Do you mean you want it to be fast because it runs many times, or that you
want it to become fast after it runs many times (i.e. once the data is
fully cached)? The plan you show takes 24 seconds, not 7 seconds.

>
> Basically the query return the topics of tweets published by users that
> the user N follows and that are published between D1 and D2.
>
> *Query*:
>
> SELECT tt.tweet_id, tt.topic, tt.topic_value
> FROM tweet_topic AS tt LEFT JOIN tweet AS t ON tt.tweet_id =
> t.id
> WHERE creation_time BETWEEN 'D1' AND 'D2' AND user_id in
> (SELECT followed_id FROM relationship WHERE follower_id = N)
> ORDER BY tt.tweet_id;
>

I don't know if this affects the plan at all, but it is silly to do a left
join to "tweet" when the WHERE clause has conditions that can't be
satisfied with a null row.

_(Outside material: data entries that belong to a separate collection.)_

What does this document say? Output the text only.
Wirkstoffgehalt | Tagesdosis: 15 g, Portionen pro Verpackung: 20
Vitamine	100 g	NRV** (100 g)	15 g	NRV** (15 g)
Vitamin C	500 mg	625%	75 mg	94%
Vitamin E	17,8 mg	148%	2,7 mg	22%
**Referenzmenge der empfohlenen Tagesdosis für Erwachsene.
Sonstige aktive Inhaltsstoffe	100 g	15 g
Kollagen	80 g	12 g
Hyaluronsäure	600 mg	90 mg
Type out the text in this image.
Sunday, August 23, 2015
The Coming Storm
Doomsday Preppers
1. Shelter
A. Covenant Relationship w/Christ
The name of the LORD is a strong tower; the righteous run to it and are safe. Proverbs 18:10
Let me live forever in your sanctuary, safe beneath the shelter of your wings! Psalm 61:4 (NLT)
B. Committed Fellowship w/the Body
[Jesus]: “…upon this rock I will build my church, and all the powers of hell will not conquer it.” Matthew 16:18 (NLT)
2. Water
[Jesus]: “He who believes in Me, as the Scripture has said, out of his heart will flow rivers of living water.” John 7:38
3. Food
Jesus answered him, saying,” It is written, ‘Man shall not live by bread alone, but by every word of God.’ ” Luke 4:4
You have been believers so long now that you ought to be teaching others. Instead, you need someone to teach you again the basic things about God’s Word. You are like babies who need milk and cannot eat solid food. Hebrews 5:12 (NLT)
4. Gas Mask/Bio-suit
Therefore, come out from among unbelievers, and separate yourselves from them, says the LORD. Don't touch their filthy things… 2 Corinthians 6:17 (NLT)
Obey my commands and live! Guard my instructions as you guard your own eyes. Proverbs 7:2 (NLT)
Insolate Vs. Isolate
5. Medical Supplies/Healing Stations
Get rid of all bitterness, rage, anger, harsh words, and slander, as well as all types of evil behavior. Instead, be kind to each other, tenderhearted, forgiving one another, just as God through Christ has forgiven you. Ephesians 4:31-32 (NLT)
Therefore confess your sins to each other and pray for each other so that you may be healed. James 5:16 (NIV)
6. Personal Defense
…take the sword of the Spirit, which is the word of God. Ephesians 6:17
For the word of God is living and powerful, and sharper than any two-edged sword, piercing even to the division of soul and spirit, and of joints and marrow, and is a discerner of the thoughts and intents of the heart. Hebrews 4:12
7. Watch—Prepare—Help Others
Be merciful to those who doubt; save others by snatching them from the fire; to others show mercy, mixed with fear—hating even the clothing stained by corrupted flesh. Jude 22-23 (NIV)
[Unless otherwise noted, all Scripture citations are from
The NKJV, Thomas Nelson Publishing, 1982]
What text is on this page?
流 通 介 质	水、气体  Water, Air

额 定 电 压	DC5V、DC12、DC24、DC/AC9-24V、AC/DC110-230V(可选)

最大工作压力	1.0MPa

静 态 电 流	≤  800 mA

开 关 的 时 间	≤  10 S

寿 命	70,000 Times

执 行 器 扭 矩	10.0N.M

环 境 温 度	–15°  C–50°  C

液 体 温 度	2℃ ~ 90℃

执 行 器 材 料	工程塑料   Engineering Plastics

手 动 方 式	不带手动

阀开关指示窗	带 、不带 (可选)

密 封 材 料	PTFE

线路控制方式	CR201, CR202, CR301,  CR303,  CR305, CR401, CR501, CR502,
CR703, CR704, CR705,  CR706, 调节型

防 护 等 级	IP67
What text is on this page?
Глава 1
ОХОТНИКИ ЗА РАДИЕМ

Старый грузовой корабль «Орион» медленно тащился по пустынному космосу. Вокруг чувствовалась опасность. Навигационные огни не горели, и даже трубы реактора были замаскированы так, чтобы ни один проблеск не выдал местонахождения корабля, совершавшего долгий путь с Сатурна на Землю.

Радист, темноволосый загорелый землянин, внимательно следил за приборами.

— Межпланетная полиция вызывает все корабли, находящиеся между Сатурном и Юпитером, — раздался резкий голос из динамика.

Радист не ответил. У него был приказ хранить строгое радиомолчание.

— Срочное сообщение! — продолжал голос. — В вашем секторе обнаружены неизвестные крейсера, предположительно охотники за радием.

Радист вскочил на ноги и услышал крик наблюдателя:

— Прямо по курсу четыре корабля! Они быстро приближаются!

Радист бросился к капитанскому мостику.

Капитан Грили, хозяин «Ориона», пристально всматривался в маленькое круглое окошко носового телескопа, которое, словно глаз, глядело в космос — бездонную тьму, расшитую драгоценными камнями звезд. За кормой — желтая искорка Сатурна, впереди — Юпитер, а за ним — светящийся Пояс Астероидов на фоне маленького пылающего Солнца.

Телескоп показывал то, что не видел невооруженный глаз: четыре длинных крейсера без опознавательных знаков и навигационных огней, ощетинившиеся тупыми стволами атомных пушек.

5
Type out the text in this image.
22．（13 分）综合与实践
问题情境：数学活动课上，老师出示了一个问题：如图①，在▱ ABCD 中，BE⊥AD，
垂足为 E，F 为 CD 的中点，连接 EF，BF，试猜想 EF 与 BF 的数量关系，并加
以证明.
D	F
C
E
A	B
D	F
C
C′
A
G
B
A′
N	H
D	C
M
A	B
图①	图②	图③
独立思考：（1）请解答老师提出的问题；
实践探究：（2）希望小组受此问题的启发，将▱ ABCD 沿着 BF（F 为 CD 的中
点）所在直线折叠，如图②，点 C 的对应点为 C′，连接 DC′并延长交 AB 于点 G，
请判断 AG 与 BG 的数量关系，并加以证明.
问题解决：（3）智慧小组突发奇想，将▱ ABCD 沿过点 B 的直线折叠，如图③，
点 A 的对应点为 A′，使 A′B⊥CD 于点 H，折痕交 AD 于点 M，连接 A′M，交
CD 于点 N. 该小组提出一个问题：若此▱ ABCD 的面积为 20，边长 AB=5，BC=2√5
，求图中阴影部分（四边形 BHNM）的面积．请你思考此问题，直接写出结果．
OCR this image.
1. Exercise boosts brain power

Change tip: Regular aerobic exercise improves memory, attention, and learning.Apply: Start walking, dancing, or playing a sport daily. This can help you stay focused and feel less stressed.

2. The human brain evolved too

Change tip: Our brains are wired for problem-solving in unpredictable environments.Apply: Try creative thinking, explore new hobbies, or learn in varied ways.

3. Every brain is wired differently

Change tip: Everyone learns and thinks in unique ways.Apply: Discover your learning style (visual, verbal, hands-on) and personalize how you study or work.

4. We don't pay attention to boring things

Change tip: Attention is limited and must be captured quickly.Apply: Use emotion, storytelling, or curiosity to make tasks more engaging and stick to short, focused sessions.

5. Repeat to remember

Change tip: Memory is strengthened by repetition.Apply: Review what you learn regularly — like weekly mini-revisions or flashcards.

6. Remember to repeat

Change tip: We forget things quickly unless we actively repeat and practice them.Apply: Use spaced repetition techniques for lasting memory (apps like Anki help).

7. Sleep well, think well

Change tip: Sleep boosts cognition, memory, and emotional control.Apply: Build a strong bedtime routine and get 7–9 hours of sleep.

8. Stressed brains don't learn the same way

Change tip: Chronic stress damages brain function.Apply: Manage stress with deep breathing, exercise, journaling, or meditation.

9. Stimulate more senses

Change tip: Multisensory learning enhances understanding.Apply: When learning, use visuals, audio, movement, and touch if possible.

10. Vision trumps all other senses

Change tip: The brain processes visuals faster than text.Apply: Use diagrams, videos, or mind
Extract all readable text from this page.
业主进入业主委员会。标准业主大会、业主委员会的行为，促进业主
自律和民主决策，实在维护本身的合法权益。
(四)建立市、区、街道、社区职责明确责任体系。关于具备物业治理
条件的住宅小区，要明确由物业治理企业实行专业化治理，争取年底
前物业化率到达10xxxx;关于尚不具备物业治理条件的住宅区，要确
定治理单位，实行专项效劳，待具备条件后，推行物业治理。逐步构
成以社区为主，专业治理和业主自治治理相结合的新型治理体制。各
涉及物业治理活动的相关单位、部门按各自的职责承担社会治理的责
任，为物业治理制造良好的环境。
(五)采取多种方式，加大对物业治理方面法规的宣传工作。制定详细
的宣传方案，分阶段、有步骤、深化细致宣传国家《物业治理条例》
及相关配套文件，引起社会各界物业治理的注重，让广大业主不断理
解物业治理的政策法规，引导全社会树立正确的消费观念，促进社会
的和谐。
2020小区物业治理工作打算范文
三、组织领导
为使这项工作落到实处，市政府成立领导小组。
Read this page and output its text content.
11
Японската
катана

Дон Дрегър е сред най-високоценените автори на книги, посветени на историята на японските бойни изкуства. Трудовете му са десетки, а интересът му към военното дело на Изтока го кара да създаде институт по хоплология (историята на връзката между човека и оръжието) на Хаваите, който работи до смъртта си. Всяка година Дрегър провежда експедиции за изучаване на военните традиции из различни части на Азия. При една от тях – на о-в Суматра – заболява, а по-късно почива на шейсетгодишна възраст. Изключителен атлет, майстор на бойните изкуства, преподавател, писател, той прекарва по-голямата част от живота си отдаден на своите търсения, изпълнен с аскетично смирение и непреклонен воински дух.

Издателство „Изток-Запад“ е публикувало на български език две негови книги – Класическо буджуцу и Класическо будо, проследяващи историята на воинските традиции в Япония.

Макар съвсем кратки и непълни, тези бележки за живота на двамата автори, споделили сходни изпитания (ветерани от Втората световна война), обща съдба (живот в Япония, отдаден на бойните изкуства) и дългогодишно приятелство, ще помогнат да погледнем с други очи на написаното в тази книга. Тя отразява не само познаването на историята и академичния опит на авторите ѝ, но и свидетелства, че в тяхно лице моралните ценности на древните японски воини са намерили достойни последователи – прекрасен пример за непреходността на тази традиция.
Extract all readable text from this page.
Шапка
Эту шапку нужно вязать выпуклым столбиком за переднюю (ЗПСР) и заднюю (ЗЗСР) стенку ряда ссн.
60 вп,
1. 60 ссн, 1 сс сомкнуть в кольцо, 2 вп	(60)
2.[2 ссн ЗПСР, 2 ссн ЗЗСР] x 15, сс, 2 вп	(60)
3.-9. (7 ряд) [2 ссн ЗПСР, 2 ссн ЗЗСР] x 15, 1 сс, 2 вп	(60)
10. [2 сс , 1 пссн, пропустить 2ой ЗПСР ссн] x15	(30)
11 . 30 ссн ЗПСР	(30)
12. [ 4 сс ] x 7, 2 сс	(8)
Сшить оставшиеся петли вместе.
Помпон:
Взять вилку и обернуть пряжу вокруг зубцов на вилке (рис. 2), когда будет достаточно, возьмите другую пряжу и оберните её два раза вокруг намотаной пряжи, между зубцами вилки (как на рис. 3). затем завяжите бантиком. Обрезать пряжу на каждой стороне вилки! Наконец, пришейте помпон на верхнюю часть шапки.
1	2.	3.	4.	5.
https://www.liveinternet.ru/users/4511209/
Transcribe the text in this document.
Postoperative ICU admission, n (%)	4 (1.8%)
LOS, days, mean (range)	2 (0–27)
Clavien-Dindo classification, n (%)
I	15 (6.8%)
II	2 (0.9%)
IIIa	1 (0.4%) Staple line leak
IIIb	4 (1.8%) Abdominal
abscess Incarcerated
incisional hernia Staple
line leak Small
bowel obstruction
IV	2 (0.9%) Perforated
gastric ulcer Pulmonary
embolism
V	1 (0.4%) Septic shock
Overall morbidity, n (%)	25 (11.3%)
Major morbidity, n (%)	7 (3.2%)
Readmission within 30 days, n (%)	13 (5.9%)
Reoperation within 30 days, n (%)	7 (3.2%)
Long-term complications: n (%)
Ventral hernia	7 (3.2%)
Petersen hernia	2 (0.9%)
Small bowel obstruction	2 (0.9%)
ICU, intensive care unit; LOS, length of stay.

Also, you could try changing the IN-list to an
EXISTS subquery.

Is there some patterns to D1 and D2 that could help the caching? For
example, are they both usually in the just-recent past?

Indexes:
> "tweet_plk" PRIMARY KEY, btree (id) CLUSTER
> "tweet_creation_time_index" btree (creation_time)
> "tweet_id_index" hash (id)
> "tweet_ios_index" btree (id, user_id, creation_time)
> "tweet_retweeted_idx" hash (retweeted)
> "tweet_user_id_creation_time_index" btree (creation_time, user_id)
> "tweet_user_id_index" hash (user_id)
>

Are all of those indexes important? If your table is heavily
updated/inserted, which I assume it is, maintaining those indexes is going
to take up precious RAM that could probably be better used elsewhere.